Two, four and ten microlitres of blood extract, prepared as above, were adjusted to a total volume of two hundred microlitres with RSID™ running buffer (i.e., a dilution of 1:100, 1:50 and 1:20 from the original extraction). From each diluted sample a 100 µL aliquot was applied to the sample window of an RSID™ Blood cassette. The test line signals were evaluated after 10 min. Cross-reactivity controls for RSID™ Blood consisted of a 60 µL mixture of saliva, semen and urine extracts (20 µL each) brought to 100 µL with RSID™ running buffer.

2.6. RSID™ Saliva and RSID™ Reader Experiments

0.4, 1, 2, and 10 µL of saliva extract were adjusted to a total volume of 200 µL with RSID™ running buffer (i.e., a dilution of 1:500, 1:200, 1:100, and 1:20 from the original extraction). From each diluted sample a 100 µL aliquot was applied to the sample window of an RSID™ Saliva cassette. The test line signals were evaluated after 10 min. Cross-reactivity controls for RSID™ Saliva consisted of a 60 µL mixture of blood, semen and urine extracts (20 µL each) brought to 100 µL with RSID™ running buffer.
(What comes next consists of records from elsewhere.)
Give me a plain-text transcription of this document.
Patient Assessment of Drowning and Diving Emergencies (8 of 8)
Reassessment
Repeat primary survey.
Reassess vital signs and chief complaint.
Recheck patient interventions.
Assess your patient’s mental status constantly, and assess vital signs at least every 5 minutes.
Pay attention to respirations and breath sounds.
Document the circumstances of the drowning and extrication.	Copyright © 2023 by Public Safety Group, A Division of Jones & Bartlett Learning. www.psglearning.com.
2.7. RSID™ Semen and RSID™ Reader Experiments

Using a standard semen extract, a first set of dilutions (1:20, 1:10, and 1:5) was made with RSID™ extraction buffer. These diluted extracts were then again diluted 1:100 into RSID™ running buffer. From each sample an aliquot of 100 µL was then applied to the sample window of RSID™ cassette. The test line signals were evaluated after 10 min. Cross-reactivity control for RSID™ Semen consisted of 60 µL mixture of blood, saliva and urine extracts (20 µL each), and 40 µL of RSID™ running buffer.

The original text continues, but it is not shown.